An agency who aims to sort fact from fiction, Africa Check, under the editorship of journalist Julian Rademeyer, has taken Zuam to task about this. Rademeyer found that Zuma’s claims cannot be supported by the evidence.
According to Dr Nonhlanhla Kalebaila, research manager for drinking water treatment and quality at South Africa’s Water Research Commission (WRC), she is “not aware of any study done to rank drinking water quality or safety in the world…”

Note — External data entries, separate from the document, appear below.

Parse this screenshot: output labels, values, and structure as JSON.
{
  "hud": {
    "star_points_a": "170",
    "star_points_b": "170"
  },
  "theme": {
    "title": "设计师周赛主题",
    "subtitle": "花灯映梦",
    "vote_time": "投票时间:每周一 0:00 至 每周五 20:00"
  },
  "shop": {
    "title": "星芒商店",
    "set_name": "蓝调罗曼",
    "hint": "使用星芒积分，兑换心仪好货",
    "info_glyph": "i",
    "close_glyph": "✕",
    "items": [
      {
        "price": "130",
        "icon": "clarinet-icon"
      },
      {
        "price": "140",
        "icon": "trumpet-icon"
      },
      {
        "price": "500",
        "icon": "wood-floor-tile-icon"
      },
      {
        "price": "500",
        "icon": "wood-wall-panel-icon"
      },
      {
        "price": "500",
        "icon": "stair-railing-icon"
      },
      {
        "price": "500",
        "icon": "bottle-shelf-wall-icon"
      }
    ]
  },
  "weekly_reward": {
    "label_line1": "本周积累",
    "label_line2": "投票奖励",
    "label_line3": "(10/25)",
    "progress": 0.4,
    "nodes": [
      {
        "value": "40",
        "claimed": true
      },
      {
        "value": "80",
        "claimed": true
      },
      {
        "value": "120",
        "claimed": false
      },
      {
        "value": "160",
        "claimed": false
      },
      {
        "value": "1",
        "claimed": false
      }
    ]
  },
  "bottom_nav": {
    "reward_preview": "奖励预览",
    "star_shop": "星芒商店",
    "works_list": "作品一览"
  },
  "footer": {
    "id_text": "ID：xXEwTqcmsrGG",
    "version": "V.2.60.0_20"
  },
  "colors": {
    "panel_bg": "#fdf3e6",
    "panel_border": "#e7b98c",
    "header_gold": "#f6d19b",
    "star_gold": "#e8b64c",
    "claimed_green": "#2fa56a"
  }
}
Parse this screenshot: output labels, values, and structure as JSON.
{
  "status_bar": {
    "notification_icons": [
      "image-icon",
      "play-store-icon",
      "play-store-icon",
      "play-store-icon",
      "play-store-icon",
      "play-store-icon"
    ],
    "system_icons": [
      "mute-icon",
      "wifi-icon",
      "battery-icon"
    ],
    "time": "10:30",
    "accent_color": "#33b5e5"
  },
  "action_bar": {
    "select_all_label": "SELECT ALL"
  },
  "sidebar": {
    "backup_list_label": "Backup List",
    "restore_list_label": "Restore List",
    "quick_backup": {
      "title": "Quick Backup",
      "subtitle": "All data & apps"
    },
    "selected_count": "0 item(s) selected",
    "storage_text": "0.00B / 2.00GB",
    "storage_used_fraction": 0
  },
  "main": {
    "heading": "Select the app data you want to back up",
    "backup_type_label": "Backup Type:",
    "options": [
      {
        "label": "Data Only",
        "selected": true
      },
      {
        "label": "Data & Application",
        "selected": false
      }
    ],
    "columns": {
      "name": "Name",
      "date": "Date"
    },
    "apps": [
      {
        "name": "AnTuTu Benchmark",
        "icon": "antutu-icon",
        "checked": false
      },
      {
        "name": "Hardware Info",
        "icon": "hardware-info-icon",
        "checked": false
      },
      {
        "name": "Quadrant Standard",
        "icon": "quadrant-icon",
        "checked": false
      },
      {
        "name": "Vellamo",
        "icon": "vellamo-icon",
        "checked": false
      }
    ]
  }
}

Her colleague, Dr Kevin Murray, research manager for water quality management at the WRC, says he too was not aware of any studyputting South Africa into a handful of countries with the best water in theworld.
Dr Anthony Turton, a prominent water resource management specialist and professor at the University of the Free State’s Centre for Environmental Management, said the claims by the IWMSA sounded “more like propaganda than empiric”.
Now that that one is settled, let’s look at another of the Prez’s wild statements. When Zuma appeared before the Midrand conference of the South African Local Government Association he told delegates the government had outperformed every country in the world over the past 18 years in delivering services to its citizens.
“No country could have produced the delivery we have made in 18 years,” he said.
It’s not rocket science to know this is an outright lie, but again over to the researchers. Africa Check quotes Human Settlements Minister Tokyo Sexwale who said 134,000 houses built under government programmes are collapsing and need urgent repair. In November 2010, he said his department would spend about R2 billion to repair those houses and in May this year told The Sowetan newspaper a further R400 million would beneeded. And if “potable water” is supplied to almost 100% of households, some 264 out of 283 water purification schemes in the country have severe maintenance backlogs, which will cost R10 billion to fix.
President Zuma’s claim that this performance has been world-beating does not stand up.